Per creare questo personaggio, McKee ha preso spunto dalle opere del pittore tedesco Paul Klee, in bilico fra astrattismo, surrealismo ed espressionismo. Nel libro il colore diventa sinonimo di diversità e la diversità è ciò che rende speciale il nostro amico. Elmer, infatti, invece di essere del solito color elefante come tutti i suoi simili, è di tutti i colori: rosa, rosso, arancione, verde, blu… e questo lo rende immediatamente riconoscibile dagli altri abitanti della savana. Quando passeggia fra i baobab, con tutti quei colori, Elmer trasmette buonumore e allegria. E poi è famoso per i suoi scherzi: quando c’è lui in giro, i suoi amici ridono come pazzi.

Un giorno, però, Elmer si sveglia e viene assalito da un dubbio: non sarebbe meglio essere del colore di tutti gli altri elefanti? Forse gli altri ridono di lui perché è così diverso. Elmer è triste, ma solo perché non ha ancora capito che i suoi amici ridono CON lui e non DI lui. Allora… Be’, per sapere come finisce la storia, dovrete leggere il libro. In Italia è stato pubblicato dalla casa editrice Mondadori, per la traduzione di Andrea Molesini.

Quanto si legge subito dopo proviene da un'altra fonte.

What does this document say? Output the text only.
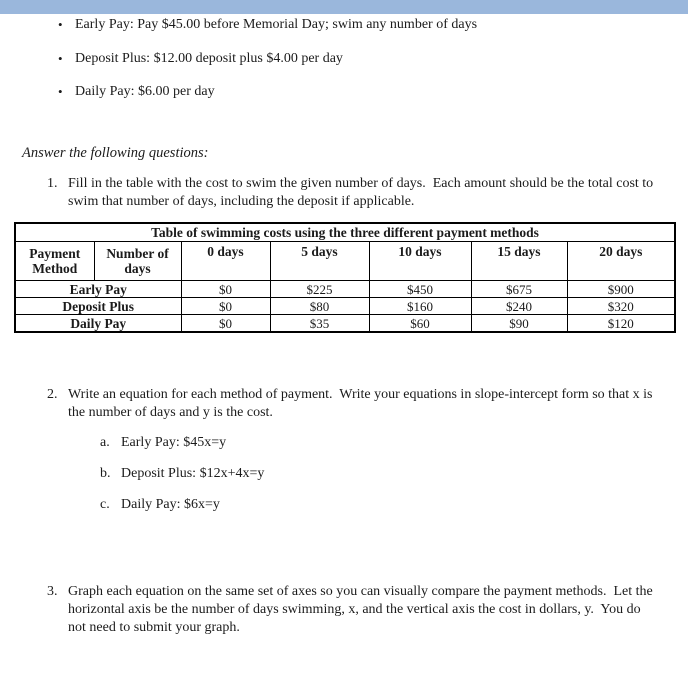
• Early Pay: Pay $45.00 before Memorial Day; swim any number of days
• Deposit Plus: $12.00 deposit plus $4.00 per day
• Daily Pay: $6.00 per day
Answer the following questions:
1. Fill in the table with the cost to swim the given number of days.  Each amount should be the total cost to swim that number of days, including the deposit if applicable.
Table of swimming costs using the three different payment methods						
Payment Method	Number of days	0 days	5 days	10 days	15 days	20 days
Early Pay		$0	$225	$450	$675	$900
Deposit Plus		$0	$80	$160	$240	$320
Daily Pay		$0	$35	$60	$90	$120
2. Write an equation for each method of payment.  Write your equations in slope-intercept form so that x is the number of days and y is the cost.
a. Early Pay: $45x=y
b. Deposit Plus: $12x+4x=y
c. Daily Pay: $6x=y
3. Graph each equation on the same set of axes so you can visually compare the payment methods.  Let the horizontal axis be the number of days swimming, x, and the vertical axis the cost in dollars, y.  You do not need to submit your graph.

“Elmer l’elefante variopinto” è un libro che vale la pena di avere sui propri scaffali: la storia riesce a raccontare con leggerezza l’incanto della diversità e le semplici e coloratissime illustrazioni rendono il libro fruibile anche per un pubblico di pre-lettori. Sono decenni, oramai, che il variopinto Elmer diverte intere generazioni, insegnando loro che essere diversi ci rende speciali, che è una forza e non una debolezza. Dopotutto, come diciamo dalle nostre parti, il mondo è bello perché è vario. E chi meglio del nostro amico a colori ce lo può insegnare?